Ce prix n’est pas une fin en soi, au contraire ; il représente pour moi une opportunité pour aller plus loin avec d’autres. Tant qu’il y aura des femmes opprimées et victimes d’iniquités, je serai debout avec elles pour revendiquer et participer à la construction d’une société de justice et de paix.

LNA : Quelle est votre vision sur la femme africaine en Belgique et en général ?
LN : C’est une vision positive parce que j’ai pu voir son évolution au cours des vingt dernières années. En ce qui concerne la Belgique, nous retrouvons de plus en plus de femmes issues de l’immigration dans des secteurs professionnels toujours plus variés. C’est une bonne chose que nous parvenions à nous insérer et nous stabiliser dans différents créneaux d’emploi.
Cela étant, si nous pouvons constater des avancées positives et concrètes, je pense qu’il est essentiel de continuer à s’interroger sur le sort des femmes africaines, immigrées ou non. Énormément de femmes vivent encore des situations qui doivent nous interpeller.

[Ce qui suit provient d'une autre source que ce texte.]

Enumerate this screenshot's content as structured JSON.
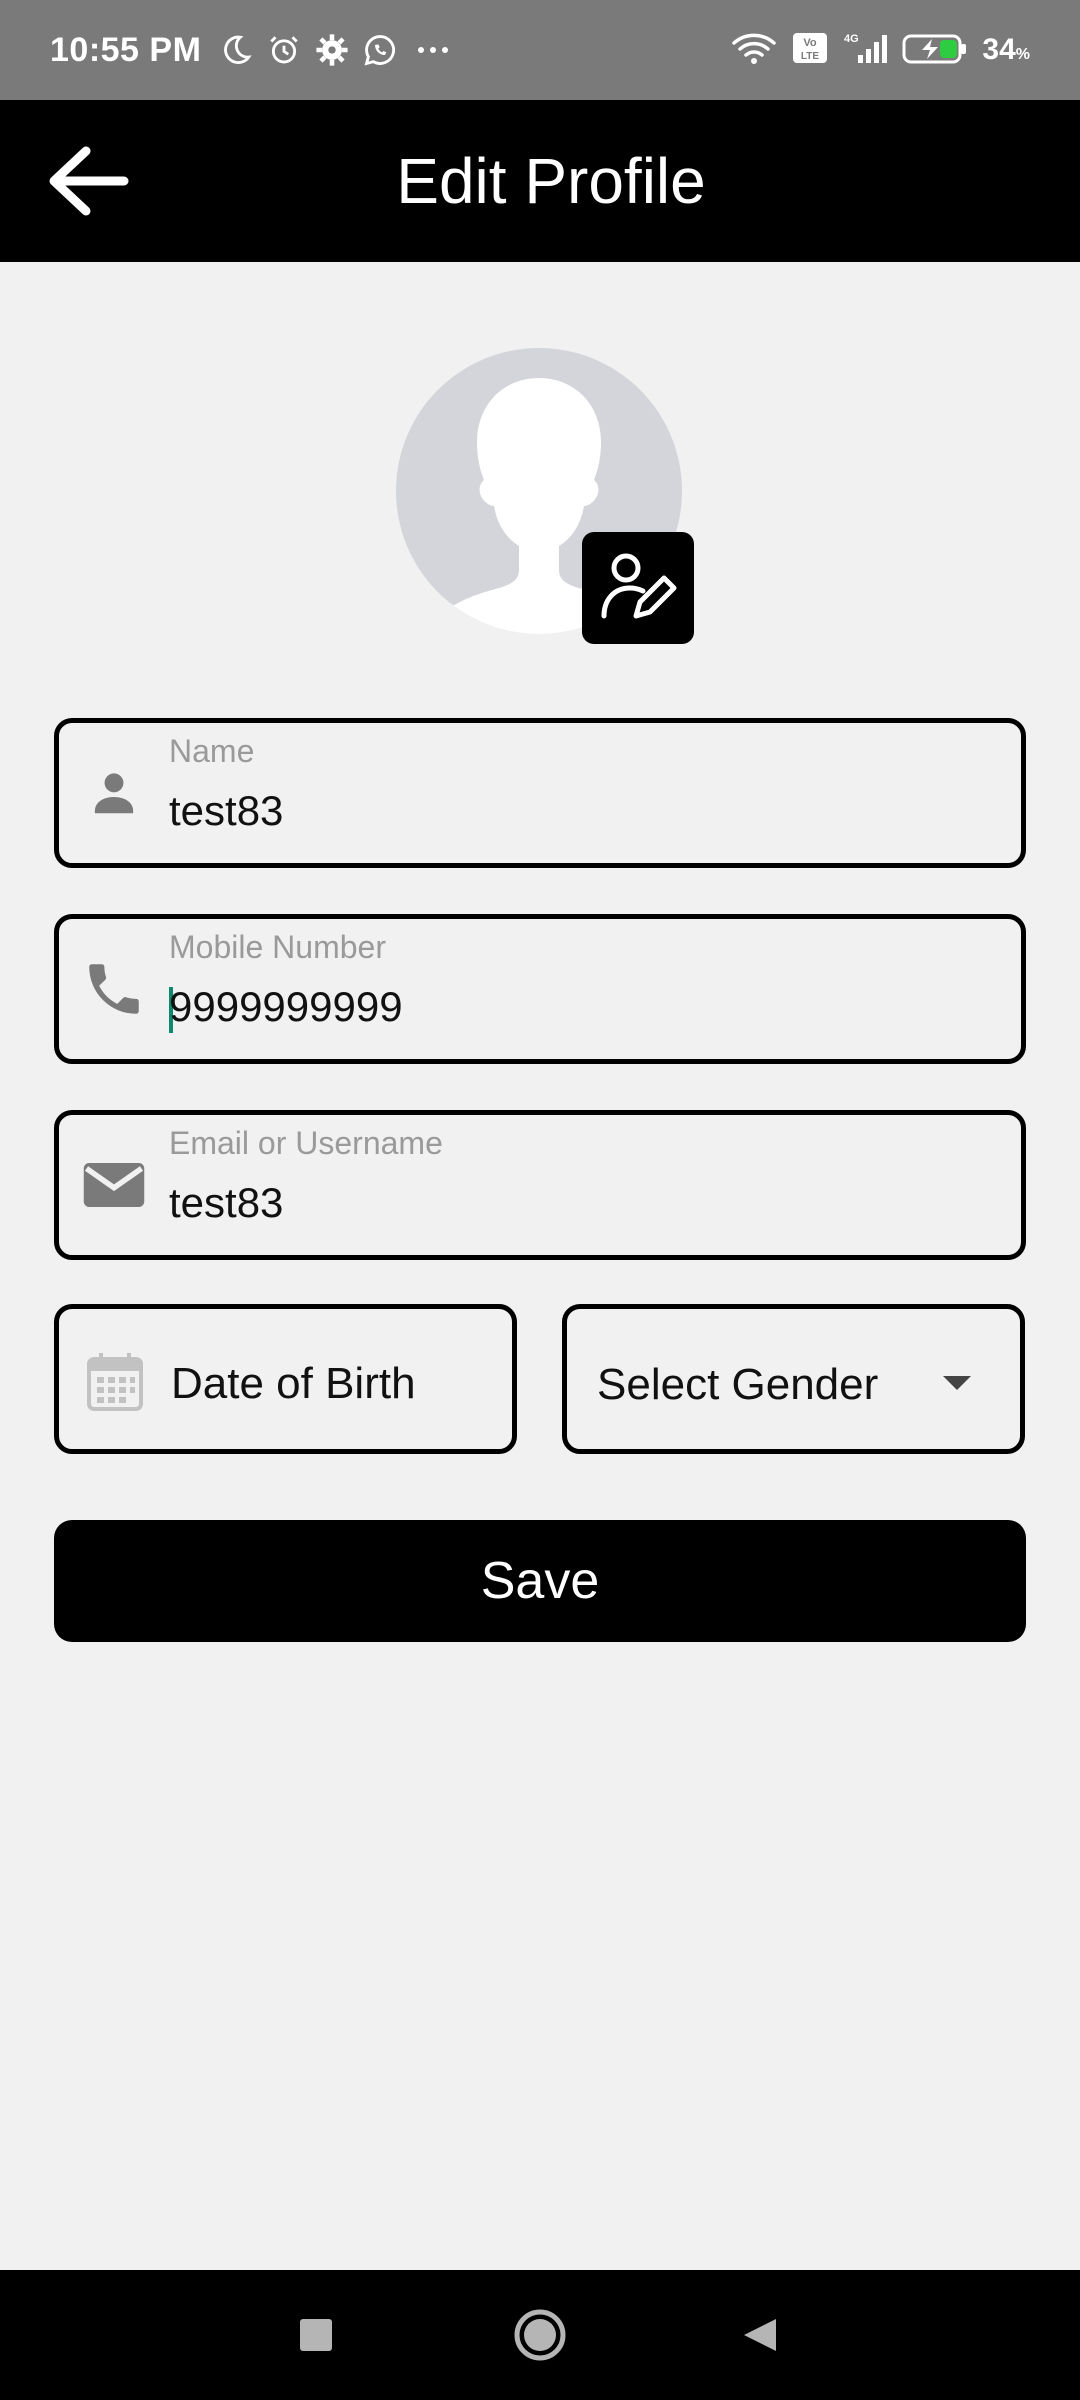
{
  "status_bar": {
    "time": "10:55 PM",
    "battery_level": "34",
    "battery_unit": "%",
    "left_icons": [
      "moon-icon",
      "alarm-icon",
      "gear-icon",
      "whatsapp-icon",
      "more-icon"
    ],
    "right_icons": [
      "wifi-icon",
      "volte-icon",
      "signal-icon",
      "battery-charging-icon"
    ],
    "network_label": "4G",
    "volte_label": "Vo LTE"
  },
  "app_bar": {
    "title": "Edit Profile",
    "back_icon": "arrow-left-icon"
  },
  "avatar": {
    "edit_icon": "user-edit-icon"
  },
  "form": {
    "name": {
      "label": "Name",
      "value": "test83",
      "icon": "person-icon"
    },
    "mobile": {
      "label": "Mobile Number",
      "value": "9999999999",
      "icon": "phone-icon"
    },
    "email": {
      "label": "Email or Username",
      "value": "test83",
      "icon": "mail-icon"
    },
    "dob": {
      "placeholder": "Date of Birth",
      "icon": "calendar-icon"
    },
    "gender": {
      "placeholder": "Select Gender",
      "icon": "dropdown-caret-icon"
    },
    "save_label": "Save"
  },
  "nav_bar": {
    "items": [
      "recents-square-icon",
      "home-circle-icon",
      "back-triangle-icon"
    ]
  },
  "colors": {
    "accent": "#000000",
    "background": "#f1f1f1",
    "status_bar": "#7a7a7a",
    "cursor": "#0d8a6e"
  }
}
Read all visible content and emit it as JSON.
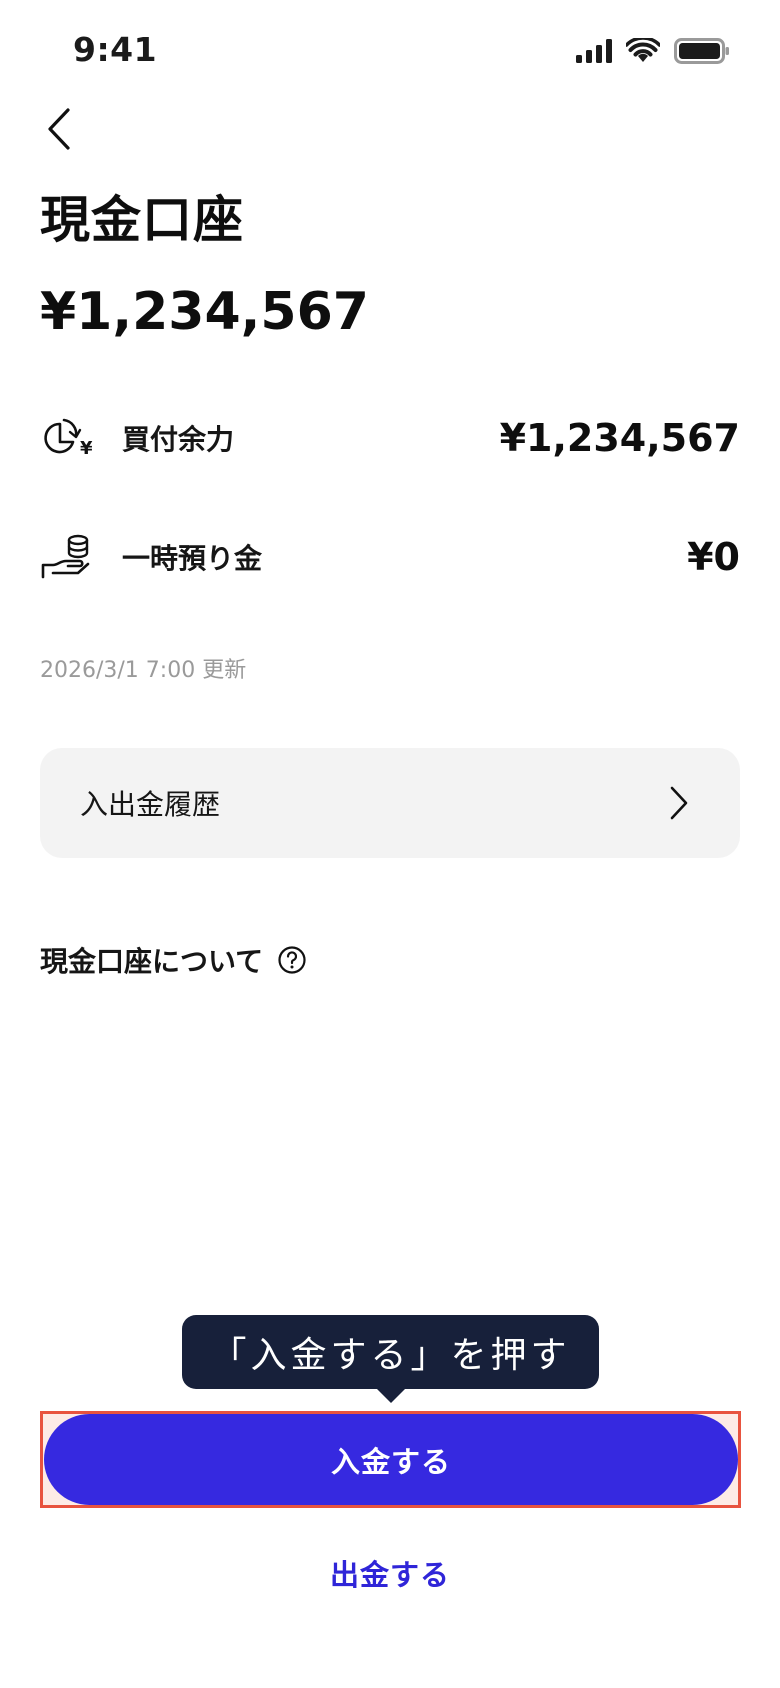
{
  "status_bar": {
    "time": "9:41",
    "icons": [
      "signal-icon",
      "wifi-icon",
      "battery-icon"
    ]
  },
  "header": {
    "back_icon": "chevron-left-icon",
    "title": "現金口座"
  },
  "balance": {
    "total": "¥1,234,567"
  },
  "details": [
    {
      "icon": "buying-power-icon",
      "label": "買付余力",
      "value": "¥1,234,567"
    },
    {
      "icon": "hand-coins-icon",
      "label": "一時預り金",
      "value": "¥0"
    }
  ],
  "updated_at": "2026/3/1 7:00 更新",
  "history": {
    "label": "入出金履歴",
    "icon": "chevron-right-icon"
  },
  "about": {
    "label": "現金口座について",
    "icon": "help-circle-icon"
  },
  "tooltip": {
    "text": "「入金する」を押す"
  },
  "actions": {
    "deposit_label": "入金する",
    "withdraw_label": "出金する"
  },
  "colors": {
    "primary": "#3629e0",
    "tooltip_bg": "#17203a",
    "highlight_border": "#e8533f",
    "card_bg": "#f3f3f3"
  }
}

C’est pourquoi, nous devons continuer à œuvrer pour leur cause, sans jamais fermer les yeux sur leurs réalités. Nous devons les soutenir à être compétitives et nous avons le devoir moral de les assister dans leur vie et leur survie quotidiennes. Aussi, même si les combats restent nombreux à mener, je reste optimiste au regard du chemin parcouru jusqu’ici.
De manière générale, les femmes représentent plus de 50% de la population africaine et, de fait, sont des agents incontournables de développement durable. Il est dès lors important qu’elles participent à différents niveaux à la gestion de la société.

LNA : Quelles sont les perspectives dans votre combat ?
LN : Nous sommes dans un long processus, avec un engagement qui nécessite patience et persévérance. Nous allons continuer ce travail de longue haleine et promouvoir l’action des femmes qui prennent des initiatives.
Nous allons continuer à encourager les femmes à participer davantage à la gestion de la chose publique et à accéder aux postes décisionnels en leur donnant les outils nécessaires.
Par ailleurs, nous souhaitons mettre en place en République Démocratique du Congo un centre d’éducation permanente et d’accompagnement psychosocial. Ce centre sera en outre un lieu de formation et d’échange d’expériences avec les associations locales.
LNA : Votre dernier mot ?
LN : Mon souhait est de continuer le travail en synergie avec d’autres femmes qui se battent, de mettre en place des passerelles avec les pays africains, d’avoir des hommes à nos côtés dans notre combat pour plus de complémentarité. Nous devons aller à une plus grande prise de conscience du potentiel des femmes africaines.